A segunda ferramenta é um exame de sangue que detecta a presença de anticorpos contra o antígeno Mce1A, uma proteína essencial do bacilo da hanseníase, o Mycobacterium leprae. Diferentemente do teste tradicional que utiliza o antígeno PGL-I e é menos sensível, o novo exame analisa três classes de anticorpos (IgA, IgM e IgG).
Essa análise ampliada aumenta significativamente a sensibilidade do teste, permitindo diferenciar entre exposição ao bacilo, infecção ativa e contato prévio. Segundo Filipe Lima, um dos autores do estudo, o teste tradicional anti-PGL-I só costuma detectar a doença em formas mais graves, quando o bacilo já se proliferou. O Mce1A, por outro lado, “permite identificar o contato com o bacilo e a doença ativa de forma muito mais precoce”, explica.
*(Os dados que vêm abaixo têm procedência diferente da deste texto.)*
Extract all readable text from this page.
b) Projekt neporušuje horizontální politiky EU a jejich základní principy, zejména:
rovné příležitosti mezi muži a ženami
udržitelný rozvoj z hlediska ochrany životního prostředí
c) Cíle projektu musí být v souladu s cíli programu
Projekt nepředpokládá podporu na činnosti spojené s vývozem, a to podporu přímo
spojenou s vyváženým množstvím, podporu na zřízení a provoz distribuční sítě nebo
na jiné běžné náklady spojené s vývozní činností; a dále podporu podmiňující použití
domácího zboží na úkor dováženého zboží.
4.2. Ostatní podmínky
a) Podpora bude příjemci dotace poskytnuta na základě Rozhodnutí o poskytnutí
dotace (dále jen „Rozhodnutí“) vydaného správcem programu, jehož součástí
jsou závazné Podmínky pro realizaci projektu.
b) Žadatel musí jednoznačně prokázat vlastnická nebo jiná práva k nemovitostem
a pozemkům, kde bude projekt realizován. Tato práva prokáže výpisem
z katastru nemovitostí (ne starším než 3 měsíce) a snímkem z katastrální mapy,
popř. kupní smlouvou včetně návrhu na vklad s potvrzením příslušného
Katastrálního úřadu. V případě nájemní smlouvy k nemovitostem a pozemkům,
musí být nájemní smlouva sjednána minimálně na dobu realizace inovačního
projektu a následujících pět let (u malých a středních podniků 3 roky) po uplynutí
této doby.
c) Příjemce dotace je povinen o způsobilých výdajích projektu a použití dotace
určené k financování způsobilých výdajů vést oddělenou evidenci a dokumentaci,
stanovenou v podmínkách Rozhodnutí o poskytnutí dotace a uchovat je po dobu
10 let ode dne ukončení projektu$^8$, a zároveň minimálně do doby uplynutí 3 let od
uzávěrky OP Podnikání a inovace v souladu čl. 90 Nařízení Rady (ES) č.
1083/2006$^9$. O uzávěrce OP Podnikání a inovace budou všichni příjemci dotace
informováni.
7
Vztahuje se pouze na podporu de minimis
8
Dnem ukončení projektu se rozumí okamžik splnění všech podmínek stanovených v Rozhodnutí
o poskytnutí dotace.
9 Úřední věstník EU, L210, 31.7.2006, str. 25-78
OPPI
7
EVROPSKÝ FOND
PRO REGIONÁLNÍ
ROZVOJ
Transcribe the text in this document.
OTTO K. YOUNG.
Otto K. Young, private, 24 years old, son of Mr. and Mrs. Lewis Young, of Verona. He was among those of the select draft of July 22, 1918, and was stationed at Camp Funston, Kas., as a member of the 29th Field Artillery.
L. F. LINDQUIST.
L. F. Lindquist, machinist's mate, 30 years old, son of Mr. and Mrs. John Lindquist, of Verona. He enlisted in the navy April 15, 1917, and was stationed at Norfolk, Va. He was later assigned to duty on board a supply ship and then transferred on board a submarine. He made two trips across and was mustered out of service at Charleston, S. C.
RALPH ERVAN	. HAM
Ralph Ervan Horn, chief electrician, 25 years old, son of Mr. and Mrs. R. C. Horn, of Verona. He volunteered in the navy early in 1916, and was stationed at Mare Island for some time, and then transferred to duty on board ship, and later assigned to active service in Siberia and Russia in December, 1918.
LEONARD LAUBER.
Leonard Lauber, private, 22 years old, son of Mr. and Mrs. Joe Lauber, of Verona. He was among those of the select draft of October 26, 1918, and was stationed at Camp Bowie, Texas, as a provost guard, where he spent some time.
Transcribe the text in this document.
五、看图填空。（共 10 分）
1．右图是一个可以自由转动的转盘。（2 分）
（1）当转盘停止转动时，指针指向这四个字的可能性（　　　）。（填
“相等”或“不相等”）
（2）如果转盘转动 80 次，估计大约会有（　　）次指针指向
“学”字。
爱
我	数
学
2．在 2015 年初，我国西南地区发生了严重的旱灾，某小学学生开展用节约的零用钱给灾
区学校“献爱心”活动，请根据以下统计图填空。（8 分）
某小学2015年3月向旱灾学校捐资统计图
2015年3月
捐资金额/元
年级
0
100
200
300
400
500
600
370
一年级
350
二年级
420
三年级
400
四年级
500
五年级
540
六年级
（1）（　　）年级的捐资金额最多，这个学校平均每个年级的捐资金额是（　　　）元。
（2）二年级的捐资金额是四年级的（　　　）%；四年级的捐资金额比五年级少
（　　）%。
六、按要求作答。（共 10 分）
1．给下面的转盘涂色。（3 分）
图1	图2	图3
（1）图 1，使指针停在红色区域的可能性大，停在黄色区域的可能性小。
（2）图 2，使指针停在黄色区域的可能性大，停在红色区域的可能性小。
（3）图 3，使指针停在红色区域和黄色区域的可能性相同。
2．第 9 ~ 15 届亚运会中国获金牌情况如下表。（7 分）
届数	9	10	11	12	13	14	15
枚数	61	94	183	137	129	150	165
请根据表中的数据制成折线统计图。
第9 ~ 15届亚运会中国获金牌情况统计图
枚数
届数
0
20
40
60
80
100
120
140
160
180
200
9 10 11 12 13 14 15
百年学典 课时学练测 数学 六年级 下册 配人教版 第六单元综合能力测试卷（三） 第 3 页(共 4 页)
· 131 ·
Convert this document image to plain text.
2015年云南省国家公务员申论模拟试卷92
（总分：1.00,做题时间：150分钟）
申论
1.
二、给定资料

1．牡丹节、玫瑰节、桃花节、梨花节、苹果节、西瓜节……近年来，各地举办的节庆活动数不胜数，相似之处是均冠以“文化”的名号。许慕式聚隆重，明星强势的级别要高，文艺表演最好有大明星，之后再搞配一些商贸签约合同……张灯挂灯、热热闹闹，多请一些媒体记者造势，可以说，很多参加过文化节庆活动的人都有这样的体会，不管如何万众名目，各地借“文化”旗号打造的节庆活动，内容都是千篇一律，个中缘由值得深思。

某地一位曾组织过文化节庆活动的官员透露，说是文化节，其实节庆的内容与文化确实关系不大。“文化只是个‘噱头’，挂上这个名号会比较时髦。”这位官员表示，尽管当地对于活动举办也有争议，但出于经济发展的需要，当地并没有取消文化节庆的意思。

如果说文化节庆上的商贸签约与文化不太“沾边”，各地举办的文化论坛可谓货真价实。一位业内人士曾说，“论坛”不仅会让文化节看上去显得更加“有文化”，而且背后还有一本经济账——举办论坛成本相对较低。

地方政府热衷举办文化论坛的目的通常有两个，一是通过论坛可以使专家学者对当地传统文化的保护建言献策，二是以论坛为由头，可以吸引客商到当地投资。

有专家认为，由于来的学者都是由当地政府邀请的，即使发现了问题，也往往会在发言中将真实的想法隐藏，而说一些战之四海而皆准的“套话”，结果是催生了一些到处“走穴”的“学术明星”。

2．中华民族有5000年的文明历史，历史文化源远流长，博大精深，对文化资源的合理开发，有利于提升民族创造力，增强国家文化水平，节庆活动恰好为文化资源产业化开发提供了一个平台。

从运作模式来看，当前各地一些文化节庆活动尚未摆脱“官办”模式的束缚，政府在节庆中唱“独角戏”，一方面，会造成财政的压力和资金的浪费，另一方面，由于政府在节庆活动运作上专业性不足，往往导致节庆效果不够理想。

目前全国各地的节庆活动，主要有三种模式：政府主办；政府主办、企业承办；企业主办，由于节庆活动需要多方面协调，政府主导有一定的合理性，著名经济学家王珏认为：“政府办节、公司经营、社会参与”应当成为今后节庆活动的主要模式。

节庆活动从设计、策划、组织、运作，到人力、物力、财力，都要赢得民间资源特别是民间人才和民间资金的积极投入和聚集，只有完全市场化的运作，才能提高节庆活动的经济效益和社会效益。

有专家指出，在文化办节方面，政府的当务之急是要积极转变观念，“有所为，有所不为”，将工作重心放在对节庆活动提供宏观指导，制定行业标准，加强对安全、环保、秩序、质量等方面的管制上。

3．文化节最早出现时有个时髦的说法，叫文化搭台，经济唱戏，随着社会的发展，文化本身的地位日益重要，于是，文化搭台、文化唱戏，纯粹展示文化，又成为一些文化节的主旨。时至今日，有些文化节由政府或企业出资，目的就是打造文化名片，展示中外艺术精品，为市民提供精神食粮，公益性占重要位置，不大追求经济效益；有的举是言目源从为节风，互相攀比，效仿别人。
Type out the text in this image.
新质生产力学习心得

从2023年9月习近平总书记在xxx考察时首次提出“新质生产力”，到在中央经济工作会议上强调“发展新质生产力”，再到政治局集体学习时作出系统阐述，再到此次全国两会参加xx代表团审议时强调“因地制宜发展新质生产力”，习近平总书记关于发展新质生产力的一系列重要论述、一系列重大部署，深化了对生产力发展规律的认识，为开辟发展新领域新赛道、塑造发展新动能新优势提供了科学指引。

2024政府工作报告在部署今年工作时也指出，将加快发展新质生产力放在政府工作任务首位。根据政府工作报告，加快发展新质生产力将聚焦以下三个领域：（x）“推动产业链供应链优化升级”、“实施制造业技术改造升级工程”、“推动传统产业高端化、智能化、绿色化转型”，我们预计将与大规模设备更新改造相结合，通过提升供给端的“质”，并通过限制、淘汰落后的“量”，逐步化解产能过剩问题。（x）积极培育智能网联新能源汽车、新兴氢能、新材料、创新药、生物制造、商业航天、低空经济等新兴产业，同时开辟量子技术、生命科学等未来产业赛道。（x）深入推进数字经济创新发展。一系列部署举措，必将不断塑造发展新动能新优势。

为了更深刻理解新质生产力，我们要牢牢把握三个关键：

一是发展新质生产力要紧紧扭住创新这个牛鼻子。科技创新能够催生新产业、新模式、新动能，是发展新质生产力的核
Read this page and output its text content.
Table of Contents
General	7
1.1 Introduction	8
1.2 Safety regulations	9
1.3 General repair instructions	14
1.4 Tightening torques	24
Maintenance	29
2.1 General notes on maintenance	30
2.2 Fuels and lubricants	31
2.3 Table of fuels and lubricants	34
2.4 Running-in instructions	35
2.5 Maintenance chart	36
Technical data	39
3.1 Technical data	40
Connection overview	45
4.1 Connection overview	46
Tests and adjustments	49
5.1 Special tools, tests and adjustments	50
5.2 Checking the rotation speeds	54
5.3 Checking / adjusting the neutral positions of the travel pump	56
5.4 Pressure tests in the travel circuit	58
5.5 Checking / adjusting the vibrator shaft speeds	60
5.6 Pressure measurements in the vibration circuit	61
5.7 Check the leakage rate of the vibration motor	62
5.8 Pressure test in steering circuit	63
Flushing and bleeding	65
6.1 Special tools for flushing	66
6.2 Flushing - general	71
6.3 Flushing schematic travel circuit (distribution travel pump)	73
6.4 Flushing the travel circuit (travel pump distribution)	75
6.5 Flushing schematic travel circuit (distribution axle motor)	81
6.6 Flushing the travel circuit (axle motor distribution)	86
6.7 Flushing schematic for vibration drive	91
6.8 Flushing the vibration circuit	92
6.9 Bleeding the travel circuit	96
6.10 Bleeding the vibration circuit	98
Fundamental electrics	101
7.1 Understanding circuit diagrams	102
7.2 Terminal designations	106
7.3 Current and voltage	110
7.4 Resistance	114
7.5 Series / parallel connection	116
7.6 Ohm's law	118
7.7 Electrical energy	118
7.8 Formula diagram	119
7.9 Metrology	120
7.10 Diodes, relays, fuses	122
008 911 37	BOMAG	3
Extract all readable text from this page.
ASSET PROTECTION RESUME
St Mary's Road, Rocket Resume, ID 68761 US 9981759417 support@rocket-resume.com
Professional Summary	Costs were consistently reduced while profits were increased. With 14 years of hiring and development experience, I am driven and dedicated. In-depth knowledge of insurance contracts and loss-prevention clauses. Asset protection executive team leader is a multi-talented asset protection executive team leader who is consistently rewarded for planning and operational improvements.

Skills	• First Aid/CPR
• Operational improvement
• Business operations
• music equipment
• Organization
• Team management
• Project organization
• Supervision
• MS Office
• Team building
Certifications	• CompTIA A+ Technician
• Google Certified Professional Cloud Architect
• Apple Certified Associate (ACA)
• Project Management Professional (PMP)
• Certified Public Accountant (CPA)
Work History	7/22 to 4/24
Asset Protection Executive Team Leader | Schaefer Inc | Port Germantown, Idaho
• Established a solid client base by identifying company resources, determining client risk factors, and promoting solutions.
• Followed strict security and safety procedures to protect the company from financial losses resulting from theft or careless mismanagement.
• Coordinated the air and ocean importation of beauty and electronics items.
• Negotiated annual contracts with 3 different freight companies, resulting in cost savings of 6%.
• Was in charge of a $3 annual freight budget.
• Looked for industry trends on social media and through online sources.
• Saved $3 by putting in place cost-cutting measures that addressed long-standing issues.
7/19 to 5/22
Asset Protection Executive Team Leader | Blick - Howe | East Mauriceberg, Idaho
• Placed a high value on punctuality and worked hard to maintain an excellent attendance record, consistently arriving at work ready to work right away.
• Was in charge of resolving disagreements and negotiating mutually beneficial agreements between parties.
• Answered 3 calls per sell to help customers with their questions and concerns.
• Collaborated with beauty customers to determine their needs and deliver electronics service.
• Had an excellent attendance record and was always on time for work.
Resultados Promissores: Diagnóstico em Massa e Sem Sintomas
Para validar a estratégia, cerca de 700 pessoas que participaram de um inquérito populacional sobre Covid-19 foram convidadas a integrar o estudo sobre hanseníase. Dessas, 224 responderam ao questionário digital e 195 tiveram amostras de sangue analisadas. Um grupo menor compareceu a uma consulta clínica presencial para confirmação diagnóstica.
Ao cruzar os dados, a pesquisa revelou um achado surpreendente: 12 novos casos de hanseníase foram diagnosticados entre os indivíduos avaliados, o que representa cerca de um terço do grupo. O mais notável é que se tratavam de pessoas sem sintomas evidentes, que sequer suspeitavam estar doentes.
A análise laboratorial demonstrou que o anticorpo IgM contra o antígeno Mce1A foi o mais eficaz, identificando dois terços dos novos casos confirmados. Quando a análise laboratorial foi combinada com a ferramenta de inteligência artificial, o método atingiu 100% de sensibilidade, indicando todos os casos suspeitos que foram posteriormente confirmados clinicamente.
Ampla Acessibilidade e Próximos Passos para o SUS
O exame de sangue, embora não confirme o diagnóstico sozinho, funciona como uma ferramenta crucial para indicar quais indivíduos necessitam de avaliação especializada. Pesquisadores acreditam que o teste pode fortalecer a triagem diagnóstica na rede pública de saúde, com um custo operacional mínimo em comparação aos exames já utilizados.
“Do ponto de vista laboratorial, são técnicas muito semelhantes, de baixo custo e fácil execução. Qualquer laboratório de análises clínicas tem capacidade técnica para realizá-las. Na prática, o que muda é apenas a molécula analisada”, afirma Lima. A hanseníase, que afeta principalmente pele e nervos, acomete mais de 200 mil pessoas anualmente no mundo, com o Brasil ocupando a segunda posição global em número de casos.
O próximo passo é validar essas ferramentas para uso em larga escala, com o objetivo de incorporá-las ao Sistema Único de Saúde (SUS). Paralelamente, os pesquisadores buscam aumentar a especificidade do marcador Mce1A, estudando pequenas partes da proteína para desenvolver um teste ainda mais sensível e preciso.